The situation in Syria remains a source of deep and growing concern for the United Nations. On 12 December, High Commissioner for Human Rights Navanethem Pillay briefed the Council on the continued widespread violations of human rights in Syria, after which the Secretary-General transmitted the report of the Independent International Commission of Inquiry on Syria to the Council. In recent days, popular protests have continued to be met with violent repression, resulting in numerous deaths, injuries and detentions. Instances of armed confrontation between the Government forces and the opposition have also increased. We have growing concerns about the humanitarian impact of the crisis on civilians inside Syria.
The League of Arab States has continued its commendable initiative to end the violence and promote a political solution. In that regard, we are encouraged by the signing yesterday in Cairo of a protocol to dispatch monitors from the League of Arab States to Syria, and we continue to hope that the international community will be able to act in a concerted and coherent manner in support of those efforts for a peaceful resolution of the crisis.

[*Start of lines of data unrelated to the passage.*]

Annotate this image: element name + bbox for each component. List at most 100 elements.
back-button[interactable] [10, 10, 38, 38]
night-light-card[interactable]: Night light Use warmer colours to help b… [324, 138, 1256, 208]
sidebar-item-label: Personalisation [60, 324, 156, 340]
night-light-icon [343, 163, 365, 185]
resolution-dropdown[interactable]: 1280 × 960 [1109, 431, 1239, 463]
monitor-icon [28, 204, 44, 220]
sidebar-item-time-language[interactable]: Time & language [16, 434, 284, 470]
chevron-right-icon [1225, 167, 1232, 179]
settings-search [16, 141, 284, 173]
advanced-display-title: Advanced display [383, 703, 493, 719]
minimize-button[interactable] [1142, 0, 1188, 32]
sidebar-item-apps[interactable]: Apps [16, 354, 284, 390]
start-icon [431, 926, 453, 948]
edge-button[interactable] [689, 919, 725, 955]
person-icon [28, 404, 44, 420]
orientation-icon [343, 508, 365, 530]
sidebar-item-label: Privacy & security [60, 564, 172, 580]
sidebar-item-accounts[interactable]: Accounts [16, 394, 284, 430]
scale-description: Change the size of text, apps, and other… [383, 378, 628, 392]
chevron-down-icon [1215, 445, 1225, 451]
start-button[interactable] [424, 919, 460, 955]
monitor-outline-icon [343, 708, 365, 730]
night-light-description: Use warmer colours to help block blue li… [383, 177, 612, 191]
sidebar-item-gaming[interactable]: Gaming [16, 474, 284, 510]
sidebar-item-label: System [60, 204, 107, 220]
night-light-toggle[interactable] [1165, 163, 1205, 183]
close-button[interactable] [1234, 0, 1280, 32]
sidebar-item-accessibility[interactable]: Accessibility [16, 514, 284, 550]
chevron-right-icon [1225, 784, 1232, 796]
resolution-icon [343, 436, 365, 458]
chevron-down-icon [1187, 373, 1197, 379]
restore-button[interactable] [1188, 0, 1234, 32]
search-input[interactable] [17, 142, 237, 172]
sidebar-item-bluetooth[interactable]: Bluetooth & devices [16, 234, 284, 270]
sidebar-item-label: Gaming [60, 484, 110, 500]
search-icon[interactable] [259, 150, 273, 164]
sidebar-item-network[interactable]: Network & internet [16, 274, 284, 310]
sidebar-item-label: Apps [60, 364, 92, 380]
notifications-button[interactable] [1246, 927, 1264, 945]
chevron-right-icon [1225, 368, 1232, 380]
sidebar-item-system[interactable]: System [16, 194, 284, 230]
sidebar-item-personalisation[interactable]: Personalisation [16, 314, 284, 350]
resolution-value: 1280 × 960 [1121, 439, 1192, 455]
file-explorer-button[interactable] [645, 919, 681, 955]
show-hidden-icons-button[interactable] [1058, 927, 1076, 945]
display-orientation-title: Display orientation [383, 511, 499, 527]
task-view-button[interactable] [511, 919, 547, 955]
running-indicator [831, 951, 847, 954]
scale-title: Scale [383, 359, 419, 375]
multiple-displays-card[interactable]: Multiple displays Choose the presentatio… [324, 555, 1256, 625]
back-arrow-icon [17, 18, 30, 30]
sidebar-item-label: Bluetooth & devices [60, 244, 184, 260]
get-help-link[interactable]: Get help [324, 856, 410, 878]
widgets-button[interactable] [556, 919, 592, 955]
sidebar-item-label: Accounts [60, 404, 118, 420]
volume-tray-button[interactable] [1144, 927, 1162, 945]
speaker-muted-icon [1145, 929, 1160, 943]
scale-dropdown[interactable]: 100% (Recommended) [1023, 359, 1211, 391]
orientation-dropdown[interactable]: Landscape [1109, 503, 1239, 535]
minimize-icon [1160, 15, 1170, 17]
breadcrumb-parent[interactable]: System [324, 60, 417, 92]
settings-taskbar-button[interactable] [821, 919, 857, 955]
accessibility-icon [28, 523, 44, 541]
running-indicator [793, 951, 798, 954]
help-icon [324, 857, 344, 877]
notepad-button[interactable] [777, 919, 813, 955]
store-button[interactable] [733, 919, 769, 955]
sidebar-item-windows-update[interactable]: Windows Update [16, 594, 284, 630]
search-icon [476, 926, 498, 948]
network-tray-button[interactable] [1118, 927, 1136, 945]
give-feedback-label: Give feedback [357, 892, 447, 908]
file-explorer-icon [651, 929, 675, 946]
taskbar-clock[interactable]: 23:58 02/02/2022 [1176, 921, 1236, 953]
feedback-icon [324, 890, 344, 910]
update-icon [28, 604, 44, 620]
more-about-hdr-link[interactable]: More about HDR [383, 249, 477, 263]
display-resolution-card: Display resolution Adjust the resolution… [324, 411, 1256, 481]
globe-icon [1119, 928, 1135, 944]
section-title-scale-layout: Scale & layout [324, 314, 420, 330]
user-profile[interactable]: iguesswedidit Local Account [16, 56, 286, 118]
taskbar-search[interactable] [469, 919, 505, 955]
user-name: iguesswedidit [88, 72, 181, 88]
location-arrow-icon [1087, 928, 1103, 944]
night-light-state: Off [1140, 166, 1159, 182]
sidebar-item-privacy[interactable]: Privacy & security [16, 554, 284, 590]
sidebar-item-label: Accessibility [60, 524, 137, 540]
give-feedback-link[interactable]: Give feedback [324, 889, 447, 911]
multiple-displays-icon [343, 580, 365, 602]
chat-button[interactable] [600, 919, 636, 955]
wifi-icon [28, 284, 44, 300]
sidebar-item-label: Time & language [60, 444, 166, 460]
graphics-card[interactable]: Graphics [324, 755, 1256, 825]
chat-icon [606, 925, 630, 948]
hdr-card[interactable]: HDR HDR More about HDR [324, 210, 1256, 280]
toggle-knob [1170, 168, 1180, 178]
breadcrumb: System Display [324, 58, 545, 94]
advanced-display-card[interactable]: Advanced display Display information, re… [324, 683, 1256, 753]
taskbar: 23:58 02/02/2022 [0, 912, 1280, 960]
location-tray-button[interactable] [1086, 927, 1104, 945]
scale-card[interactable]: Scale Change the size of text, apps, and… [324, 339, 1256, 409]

The United Nations continues to monitor the influx of displaced Syrian nationals into northern Lebanon. As of 16 December, the Office of the United Nations High Commissioner for Refugees and the Lebanese Government had registered 4,510 displaced persons, up from 3,581 the previous month. The increase is largely due to refugees who had crossed into Lebanon earlier but who registered only recently. The number of wounded individuals admitted to Lebanese health facilities as a result of fighting on the Syrian side of the border has also increased. Turkey and Jordan now host about 8,500 and 2,000 displaced Syrian nationals respectively. The United Nations continues to coordinate closely with those Governments on providing assistance to the displaced persons.
Turning back to the Middle East peace process, let me conclude by reiterating our worry that as the year draws to a close, the situation on the ground is deteriorating and the path towards peace remains dangerously uncertain. We must not allow such negative dynamics to prevail; too much is at stake. Our challenge remains to help the parties overcome them, and I urge them to utilize the opportunity provided by the framework laid out by the Quartet to de-escalate the situation, return to direct talks with serious proposals on borders and security, and stop provocations. The Quartet remains focused on achieving progress in the coming period, and the parties can be assured that the United Nations will continue to play its role in support of their efforts to achieve a just, lasting and comprehensive peace in the Middle East.
The President (spoke in Russian): I now invite Council members to informal consultations to continue our discussion on the subject.